Ayant brutalement mis fin à son programme de sous-marins « Attack » à propulsion classique, alors confié au français Naval Group [ainsi qu’à Lockheed-Martin pour le système de combat, ndlr], l’Australie doit recevoir huit sous-marins nucléaires d’attaque [SNA] dans le cadre du pacte « AUKUS », scellé avec les États-Unis et le Royaume-Uni.
Dans le détail, la Royal Australian Navy [RAN] devrait disposer de trois SNA de type Virginia, livrés par les États-Unis à partir de 2032. Et suivront ensuite cinq sous-marins issus du programme britannique SSN-AUKUS, lequel vise aussi à remplacer les SNA de la classe Astute actuellement mis en œuvre par la Royal Navy.
Le problème est que la RAN pourrait connaître une rupture temporaire de capacité, la prolongation de la durée de vie opérationnelle de ses six sous-marins de type Collins étant loin d’être assurée.

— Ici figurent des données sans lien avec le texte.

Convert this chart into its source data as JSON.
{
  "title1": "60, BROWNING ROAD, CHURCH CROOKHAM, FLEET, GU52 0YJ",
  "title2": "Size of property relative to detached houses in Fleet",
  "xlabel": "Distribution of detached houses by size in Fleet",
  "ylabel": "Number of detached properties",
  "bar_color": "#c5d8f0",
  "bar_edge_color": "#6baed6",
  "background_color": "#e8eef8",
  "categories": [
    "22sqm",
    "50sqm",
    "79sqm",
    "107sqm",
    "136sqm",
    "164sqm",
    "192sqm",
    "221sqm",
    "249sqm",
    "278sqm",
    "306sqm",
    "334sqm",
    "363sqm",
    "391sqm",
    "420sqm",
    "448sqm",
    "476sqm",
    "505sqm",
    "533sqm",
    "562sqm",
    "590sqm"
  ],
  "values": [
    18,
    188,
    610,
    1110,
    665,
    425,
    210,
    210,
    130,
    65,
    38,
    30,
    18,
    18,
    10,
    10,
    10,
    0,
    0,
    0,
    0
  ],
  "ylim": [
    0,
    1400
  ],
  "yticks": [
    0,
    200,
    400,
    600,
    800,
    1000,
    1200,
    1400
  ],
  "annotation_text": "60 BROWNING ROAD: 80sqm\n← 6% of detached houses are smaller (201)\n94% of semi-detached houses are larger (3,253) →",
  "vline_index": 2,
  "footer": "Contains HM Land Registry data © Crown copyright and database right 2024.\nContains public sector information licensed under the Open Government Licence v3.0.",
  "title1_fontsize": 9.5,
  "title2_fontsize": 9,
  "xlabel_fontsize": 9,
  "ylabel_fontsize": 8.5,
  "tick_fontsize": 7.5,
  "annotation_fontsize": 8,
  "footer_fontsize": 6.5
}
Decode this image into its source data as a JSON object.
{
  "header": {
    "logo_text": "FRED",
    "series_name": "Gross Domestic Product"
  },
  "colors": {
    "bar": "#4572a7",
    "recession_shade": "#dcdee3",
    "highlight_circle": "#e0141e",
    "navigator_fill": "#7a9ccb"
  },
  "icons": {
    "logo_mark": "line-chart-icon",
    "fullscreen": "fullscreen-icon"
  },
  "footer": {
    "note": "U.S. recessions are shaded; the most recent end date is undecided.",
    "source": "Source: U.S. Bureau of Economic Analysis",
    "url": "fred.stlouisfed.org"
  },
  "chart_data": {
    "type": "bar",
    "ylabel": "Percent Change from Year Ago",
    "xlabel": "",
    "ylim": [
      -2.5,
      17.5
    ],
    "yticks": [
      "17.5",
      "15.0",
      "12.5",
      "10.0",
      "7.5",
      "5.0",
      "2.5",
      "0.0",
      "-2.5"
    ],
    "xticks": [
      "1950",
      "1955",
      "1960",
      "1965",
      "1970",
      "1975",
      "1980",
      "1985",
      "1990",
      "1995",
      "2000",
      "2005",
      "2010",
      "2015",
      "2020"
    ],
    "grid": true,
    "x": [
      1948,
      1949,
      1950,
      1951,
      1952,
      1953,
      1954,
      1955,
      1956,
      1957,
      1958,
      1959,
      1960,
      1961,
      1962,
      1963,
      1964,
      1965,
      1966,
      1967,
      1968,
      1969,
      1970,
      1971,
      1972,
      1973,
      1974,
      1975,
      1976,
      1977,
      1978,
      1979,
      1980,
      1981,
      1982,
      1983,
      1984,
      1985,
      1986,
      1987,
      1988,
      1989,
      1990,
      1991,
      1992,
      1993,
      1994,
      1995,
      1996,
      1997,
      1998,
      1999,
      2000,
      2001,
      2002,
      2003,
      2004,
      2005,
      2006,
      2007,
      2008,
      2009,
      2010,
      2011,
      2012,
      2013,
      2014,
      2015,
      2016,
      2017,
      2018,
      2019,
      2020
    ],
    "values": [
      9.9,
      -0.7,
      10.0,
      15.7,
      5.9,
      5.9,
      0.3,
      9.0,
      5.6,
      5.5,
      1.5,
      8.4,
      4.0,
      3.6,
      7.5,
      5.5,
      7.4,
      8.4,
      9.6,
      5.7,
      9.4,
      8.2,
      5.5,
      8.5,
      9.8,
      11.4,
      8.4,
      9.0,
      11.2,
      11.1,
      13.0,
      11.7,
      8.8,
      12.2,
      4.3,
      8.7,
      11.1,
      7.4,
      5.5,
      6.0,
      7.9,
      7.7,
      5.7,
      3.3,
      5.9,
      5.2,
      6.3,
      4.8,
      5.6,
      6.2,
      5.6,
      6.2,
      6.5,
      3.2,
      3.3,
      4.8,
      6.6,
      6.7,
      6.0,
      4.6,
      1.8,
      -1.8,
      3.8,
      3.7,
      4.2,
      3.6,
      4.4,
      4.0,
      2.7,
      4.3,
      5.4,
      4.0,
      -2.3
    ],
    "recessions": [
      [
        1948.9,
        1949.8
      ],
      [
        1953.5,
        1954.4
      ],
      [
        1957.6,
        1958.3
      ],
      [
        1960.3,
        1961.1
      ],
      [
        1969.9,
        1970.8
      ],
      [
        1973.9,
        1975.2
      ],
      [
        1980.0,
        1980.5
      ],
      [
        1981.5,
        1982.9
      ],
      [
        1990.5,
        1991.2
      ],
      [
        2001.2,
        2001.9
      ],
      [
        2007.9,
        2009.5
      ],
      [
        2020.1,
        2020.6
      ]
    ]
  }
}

En outre, il n’est pas certain que les États-Unis soient en mesure de lui livrer les trois Virginia promis étant donné que l’US Navy peine déjà à obtenir ceux qu’elle a commandés, l’industrie navale américaine n’étant pas parvenue à augmenter ses cadences de production. Cependant, Canberra a promis une aide de 3 milliards de dollars pour aider cette dernière à surmonter ses difficultés. Une première tranche de 500 millions a d’ailleurs été débloquée le 7 février dernier.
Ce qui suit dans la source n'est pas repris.